Our game is titled Zombies vs. Humans. It has four players, three humans and one zombie, that roll a die to move around the board. The objective of the humans is to collect three animals, a cat, rat, and bat, that are trapped in cages in the house and bring them to the designated safe zone. When all three animals are in the safe zone, the door "opens" for them to escape and the humans win the game. The zombie’s objective is to, of course, bite the humans and turn them into zombies.
How did we make it
We used materials from the MDD Lab to make all of the game elements. We tested the gameplay with our classmates and made iterations to the rules and the board design before adding the sound interaction. Then, we improved the physical design and painted the board with regular and conductive paint. We used a Bare Conductive TouchBoard to incorporate the sound interactions. We programmed 12 haunted and zombie sounds on the TouchBoard and selected squares to incorporate the audio.
What's a game without its challenges?
We ran into some challenges while adding the interactive sound element. The conductive paint was not as reliable as we hoped, and it required us to paint on multiple coats to work properly.
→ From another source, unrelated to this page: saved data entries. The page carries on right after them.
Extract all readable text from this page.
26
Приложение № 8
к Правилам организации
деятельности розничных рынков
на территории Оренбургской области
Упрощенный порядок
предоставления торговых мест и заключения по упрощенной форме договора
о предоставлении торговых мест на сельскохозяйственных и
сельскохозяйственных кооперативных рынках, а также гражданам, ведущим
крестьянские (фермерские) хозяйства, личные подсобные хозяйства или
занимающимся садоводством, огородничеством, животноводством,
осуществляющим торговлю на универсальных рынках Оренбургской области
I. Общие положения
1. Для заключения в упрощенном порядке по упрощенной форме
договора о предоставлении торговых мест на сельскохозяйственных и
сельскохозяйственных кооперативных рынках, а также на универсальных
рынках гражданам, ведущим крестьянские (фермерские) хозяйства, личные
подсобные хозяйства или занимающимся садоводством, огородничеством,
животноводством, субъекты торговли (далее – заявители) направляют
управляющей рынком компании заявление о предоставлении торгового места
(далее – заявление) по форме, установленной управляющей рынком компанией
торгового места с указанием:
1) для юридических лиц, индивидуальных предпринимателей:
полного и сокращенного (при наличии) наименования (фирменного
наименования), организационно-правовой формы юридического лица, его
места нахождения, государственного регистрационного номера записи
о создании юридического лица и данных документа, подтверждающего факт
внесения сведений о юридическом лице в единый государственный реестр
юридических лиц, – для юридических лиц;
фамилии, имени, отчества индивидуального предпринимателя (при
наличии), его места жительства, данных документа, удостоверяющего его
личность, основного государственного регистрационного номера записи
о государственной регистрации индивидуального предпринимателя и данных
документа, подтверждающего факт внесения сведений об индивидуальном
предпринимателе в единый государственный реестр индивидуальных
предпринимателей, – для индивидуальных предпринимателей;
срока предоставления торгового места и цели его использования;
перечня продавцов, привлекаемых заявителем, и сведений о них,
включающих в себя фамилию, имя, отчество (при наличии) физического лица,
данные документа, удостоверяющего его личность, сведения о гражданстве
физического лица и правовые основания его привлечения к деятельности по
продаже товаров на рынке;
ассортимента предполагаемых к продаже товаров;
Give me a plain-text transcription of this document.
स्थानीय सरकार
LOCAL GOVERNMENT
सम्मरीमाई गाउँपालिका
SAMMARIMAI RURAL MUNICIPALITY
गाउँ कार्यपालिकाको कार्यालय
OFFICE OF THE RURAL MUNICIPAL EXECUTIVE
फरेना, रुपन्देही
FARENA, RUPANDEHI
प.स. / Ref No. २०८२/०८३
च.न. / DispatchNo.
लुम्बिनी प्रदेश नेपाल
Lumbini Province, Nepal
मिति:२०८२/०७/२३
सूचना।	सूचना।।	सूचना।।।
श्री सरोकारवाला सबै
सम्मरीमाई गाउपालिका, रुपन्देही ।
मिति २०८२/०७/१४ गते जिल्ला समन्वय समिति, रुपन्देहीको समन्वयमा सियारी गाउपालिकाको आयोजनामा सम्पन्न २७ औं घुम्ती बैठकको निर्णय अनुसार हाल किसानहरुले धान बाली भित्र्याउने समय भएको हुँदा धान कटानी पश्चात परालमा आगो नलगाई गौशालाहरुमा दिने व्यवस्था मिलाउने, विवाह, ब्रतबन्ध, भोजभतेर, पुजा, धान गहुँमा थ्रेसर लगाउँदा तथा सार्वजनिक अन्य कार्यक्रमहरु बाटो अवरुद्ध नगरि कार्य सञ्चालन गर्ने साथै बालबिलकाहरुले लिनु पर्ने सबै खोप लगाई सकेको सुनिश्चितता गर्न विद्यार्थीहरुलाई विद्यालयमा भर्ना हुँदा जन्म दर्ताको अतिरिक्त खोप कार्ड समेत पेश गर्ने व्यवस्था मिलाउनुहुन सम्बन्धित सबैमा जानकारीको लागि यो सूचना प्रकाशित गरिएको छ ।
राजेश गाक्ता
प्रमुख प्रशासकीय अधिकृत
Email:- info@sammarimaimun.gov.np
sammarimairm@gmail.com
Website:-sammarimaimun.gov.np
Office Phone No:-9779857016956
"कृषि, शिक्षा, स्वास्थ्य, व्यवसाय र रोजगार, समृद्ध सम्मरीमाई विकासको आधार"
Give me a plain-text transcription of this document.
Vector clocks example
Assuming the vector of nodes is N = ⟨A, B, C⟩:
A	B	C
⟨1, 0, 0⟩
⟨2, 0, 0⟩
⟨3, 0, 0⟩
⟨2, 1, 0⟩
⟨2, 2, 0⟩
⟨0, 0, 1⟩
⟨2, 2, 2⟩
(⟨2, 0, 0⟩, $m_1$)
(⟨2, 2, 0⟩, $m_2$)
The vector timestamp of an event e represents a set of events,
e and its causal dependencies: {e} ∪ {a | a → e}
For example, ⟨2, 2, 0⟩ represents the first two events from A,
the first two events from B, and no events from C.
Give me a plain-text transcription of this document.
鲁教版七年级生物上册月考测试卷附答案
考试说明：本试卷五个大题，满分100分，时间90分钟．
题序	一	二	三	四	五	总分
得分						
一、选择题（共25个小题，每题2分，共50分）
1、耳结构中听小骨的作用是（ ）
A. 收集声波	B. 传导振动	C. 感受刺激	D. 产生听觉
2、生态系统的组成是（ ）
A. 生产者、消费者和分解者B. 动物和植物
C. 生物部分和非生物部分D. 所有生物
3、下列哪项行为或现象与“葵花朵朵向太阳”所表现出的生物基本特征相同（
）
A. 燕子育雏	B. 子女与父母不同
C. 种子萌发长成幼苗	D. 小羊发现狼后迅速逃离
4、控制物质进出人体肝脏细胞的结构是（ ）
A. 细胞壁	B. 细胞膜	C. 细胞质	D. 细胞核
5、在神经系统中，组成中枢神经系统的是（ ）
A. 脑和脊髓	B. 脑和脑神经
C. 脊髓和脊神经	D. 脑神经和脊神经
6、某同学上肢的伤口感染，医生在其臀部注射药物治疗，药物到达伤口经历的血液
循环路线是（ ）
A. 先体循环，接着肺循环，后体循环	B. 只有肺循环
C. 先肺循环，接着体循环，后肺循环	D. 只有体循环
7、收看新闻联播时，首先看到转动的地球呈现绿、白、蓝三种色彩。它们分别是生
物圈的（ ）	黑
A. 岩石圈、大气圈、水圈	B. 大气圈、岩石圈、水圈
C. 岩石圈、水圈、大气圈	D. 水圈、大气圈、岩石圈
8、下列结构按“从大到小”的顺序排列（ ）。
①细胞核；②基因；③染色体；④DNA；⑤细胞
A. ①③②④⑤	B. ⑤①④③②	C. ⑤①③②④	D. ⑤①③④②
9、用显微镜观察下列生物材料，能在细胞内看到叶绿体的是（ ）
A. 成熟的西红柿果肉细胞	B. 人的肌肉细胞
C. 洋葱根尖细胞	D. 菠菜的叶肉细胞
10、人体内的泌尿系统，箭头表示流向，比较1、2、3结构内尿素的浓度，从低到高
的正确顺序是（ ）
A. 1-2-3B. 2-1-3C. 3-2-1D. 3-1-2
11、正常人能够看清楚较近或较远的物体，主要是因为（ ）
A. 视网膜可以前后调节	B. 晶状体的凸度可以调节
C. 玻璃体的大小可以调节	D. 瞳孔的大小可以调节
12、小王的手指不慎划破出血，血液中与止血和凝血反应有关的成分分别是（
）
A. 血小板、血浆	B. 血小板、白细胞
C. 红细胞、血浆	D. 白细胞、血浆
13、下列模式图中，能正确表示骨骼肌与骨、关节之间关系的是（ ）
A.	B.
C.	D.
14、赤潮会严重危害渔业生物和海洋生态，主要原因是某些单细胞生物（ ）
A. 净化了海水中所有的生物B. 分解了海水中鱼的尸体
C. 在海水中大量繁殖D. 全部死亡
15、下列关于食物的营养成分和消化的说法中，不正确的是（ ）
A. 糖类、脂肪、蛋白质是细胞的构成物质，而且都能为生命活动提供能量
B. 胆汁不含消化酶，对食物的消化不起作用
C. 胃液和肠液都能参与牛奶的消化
Another issue was that while the game board was conductive, our cardboard play pieces were not, and without some conductive material between the player's fingers and the conductive squares on the game board the sound would not be triggered. We solved this by stripping wires and running them down the sides and across the bottom of the play pieces so that when the player gripped the sides of the piece the wire would bridge the gap between their fingers and the conductive square. This works as long as the player takes care to hold the piece where the wire is.
Also, our wiring is quite makeshift, so sometimes we had disconnection problems. In the future, it would be best to solder the wires together instead of just connecting everything with alligator clips. But, it worked for our learning purposes now.
A gift to future students
We really enjoyed making this game! The gameplay itself is, surprisingly, very fun. It lives in the MDD Studio now and future students are welcome to play it anytime.